The anonymous user, who claimed to have worked at Lyft, painted a lurid picture of how employees abused their unusually high access to customer data. Some would look up their ex-romantic partners, while others check whether their significant others were headed where they said.
This user claimed to have 'seen employees' do all this and more, including stalking attractive people they'd met while taking the multi-rider Lyft Line service. They'd even use the access to look up the 'rider ratings' and personal information of executives at Lyft and other companies -- one bragged about snagging Facebook CEO Mark Zuckerberg's phone number -- as well as Hollywood actresses and porn stars, according to The Information.
Each query into the customer database is logged and attributed to a specific employee, according to a statement provided to The Information. All employees are trained in data privacy and responsible use policy, which prohibit abusing customer data for reasons other than required by that employee's specific role. And, of course, they're required to sign confidentiality and "responsible use" agreements barring them from accessing, using or disclosing customer data beyond their job needs.

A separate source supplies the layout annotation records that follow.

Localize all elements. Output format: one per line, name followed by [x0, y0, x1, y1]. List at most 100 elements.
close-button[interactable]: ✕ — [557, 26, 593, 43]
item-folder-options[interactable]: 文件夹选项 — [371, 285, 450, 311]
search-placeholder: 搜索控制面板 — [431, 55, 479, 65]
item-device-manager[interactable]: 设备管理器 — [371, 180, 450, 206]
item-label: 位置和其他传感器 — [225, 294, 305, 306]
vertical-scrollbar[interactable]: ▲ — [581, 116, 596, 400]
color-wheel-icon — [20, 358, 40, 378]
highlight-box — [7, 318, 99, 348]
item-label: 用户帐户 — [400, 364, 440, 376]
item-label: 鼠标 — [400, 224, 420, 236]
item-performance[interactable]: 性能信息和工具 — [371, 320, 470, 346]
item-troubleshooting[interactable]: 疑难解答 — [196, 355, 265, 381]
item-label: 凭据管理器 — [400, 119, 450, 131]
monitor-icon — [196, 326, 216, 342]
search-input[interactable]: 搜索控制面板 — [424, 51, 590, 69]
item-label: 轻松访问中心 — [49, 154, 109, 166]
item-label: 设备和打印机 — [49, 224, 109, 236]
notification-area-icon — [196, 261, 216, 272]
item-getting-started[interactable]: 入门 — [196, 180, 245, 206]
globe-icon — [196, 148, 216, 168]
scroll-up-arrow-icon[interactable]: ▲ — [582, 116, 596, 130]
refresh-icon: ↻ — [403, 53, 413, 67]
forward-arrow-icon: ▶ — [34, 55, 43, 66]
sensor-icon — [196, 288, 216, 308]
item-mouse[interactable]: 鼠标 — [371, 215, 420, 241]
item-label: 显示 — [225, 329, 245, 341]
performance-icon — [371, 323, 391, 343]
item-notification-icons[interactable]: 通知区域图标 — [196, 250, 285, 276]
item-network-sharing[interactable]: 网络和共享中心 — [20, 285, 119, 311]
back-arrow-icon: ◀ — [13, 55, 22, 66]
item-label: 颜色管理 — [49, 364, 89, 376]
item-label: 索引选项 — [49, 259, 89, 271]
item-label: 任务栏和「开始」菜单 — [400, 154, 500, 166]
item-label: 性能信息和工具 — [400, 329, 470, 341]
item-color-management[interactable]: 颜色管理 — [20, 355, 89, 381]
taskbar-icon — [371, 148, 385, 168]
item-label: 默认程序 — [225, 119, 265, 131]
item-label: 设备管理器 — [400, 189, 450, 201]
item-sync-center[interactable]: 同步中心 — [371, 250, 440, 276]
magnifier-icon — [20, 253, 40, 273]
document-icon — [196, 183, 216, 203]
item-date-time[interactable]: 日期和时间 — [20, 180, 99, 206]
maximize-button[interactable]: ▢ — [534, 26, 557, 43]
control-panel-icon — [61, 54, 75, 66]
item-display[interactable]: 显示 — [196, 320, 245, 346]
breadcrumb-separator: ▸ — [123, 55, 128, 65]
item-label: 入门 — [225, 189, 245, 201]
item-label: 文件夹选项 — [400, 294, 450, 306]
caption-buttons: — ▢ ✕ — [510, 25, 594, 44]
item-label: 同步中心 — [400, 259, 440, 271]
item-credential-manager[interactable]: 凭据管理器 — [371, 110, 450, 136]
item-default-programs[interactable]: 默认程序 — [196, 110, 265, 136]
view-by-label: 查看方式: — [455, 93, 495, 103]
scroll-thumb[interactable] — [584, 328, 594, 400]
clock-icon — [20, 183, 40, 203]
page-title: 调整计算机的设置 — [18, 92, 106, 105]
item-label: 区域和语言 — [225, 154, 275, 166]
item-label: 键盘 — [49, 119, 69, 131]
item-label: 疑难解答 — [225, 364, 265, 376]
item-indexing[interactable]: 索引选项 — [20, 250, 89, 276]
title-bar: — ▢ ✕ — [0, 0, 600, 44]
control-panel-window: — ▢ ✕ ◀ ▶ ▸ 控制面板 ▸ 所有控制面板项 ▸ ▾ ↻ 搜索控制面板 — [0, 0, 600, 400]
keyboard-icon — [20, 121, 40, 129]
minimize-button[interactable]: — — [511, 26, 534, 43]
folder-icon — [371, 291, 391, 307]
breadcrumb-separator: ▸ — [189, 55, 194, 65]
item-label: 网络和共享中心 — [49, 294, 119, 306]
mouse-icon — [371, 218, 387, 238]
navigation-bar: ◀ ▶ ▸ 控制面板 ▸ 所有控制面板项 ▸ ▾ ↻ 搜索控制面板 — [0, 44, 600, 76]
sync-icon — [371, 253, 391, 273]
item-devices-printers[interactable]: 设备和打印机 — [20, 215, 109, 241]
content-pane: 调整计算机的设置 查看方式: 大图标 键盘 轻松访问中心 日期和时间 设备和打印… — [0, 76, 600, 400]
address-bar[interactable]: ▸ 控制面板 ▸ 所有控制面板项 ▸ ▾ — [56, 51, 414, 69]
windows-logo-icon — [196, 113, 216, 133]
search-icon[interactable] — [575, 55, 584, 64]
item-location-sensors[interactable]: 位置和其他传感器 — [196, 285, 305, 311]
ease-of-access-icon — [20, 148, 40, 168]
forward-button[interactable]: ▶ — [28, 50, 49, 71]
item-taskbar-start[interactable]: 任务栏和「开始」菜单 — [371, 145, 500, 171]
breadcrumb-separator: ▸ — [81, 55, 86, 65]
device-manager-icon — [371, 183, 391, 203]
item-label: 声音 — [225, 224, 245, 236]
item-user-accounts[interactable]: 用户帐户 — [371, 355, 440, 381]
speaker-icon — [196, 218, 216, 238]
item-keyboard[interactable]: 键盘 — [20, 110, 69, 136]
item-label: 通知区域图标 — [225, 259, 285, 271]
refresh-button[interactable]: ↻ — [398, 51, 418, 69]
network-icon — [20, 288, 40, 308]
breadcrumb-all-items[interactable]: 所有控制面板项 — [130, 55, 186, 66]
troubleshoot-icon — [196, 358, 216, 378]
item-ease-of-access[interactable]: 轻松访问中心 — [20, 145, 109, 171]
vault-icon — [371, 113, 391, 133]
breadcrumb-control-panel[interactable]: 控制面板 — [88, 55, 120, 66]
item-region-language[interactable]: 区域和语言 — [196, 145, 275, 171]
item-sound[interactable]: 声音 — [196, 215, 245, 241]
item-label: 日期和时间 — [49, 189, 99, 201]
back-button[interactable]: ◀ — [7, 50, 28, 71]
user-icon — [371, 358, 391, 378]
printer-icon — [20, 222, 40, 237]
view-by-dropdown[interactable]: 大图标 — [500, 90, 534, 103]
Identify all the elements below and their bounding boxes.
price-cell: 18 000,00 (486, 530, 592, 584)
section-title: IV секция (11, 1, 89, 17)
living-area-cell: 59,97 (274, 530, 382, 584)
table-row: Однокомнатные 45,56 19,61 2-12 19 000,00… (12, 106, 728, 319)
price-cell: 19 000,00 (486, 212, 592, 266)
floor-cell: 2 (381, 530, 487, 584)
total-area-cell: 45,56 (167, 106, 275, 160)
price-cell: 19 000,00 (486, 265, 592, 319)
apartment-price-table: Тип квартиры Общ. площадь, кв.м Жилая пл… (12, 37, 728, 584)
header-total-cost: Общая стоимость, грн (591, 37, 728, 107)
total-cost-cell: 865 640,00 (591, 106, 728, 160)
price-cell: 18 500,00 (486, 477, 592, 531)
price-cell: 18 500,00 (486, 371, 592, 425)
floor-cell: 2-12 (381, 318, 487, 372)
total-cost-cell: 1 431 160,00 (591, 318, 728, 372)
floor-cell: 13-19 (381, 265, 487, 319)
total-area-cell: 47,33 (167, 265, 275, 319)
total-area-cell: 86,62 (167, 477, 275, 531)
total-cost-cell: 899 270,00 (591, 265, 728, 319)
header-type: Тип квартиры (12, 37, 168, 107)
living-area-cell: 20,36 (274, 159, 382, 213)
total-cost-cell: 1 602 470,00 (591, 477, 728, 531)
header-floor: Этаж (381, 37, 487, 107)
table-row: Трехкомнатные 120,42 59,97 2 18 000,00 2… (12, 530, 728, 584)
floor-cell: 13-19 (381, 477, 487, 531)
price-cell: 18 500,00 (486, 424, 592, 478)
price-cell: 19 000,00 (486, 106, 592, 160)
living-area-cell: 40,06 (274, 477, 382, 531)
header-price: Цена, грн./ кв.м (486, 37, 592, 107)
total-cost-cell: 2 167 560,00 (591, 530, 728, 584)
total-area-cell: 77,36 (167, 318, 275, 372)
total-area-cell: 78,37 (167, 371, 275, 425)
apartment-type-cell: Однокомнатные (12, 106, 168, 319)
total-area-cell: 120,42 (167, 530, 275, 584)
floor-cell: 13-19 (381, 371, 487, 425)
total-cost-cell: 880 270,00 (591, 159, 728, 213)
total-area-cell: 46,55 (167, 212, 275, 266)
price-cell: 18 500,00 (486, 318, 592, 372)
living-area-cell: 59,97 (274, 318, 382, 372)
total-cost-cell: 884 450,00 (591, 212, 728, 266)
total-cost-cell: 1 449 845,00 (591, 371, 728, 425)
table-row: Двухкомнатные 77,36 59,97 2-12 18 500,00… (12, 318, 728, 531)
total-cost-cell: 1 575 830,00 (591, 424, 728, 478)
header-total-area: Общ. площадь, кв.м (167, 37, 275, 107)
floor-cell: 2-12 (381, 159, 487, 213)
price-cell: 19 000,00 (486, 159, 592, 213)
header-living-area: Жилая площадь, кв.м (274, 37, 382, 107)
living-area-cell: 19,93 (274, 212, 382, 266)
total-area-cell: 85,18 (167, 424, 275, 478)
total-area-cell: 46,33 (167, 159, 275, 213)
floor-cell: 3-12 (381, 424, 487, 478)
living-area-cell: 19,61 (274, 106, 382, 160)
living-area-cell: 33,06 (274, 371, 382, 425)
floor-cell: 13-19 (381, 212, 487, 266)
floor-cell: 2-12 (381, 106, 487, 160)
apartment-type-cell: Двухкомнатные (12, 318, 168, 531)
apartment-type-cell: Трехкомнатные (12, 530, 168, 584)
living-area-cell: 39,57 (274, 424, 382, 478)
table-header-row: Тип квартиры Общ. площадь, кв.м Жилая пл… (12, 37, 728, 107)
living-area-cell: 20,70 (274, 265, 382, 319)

At least these are standard expectations for responsibility for a company handling customer data. Uber got in trouble two years ago for giving employees similar access to its user information in its 'God View' program, but characteristically didn't overtly restrict its workers from abusing it until the company was slapped with a $20,000 fine by the NY Attorney General's office.
We've reached out to Lyft for comment and will include it when we hear back.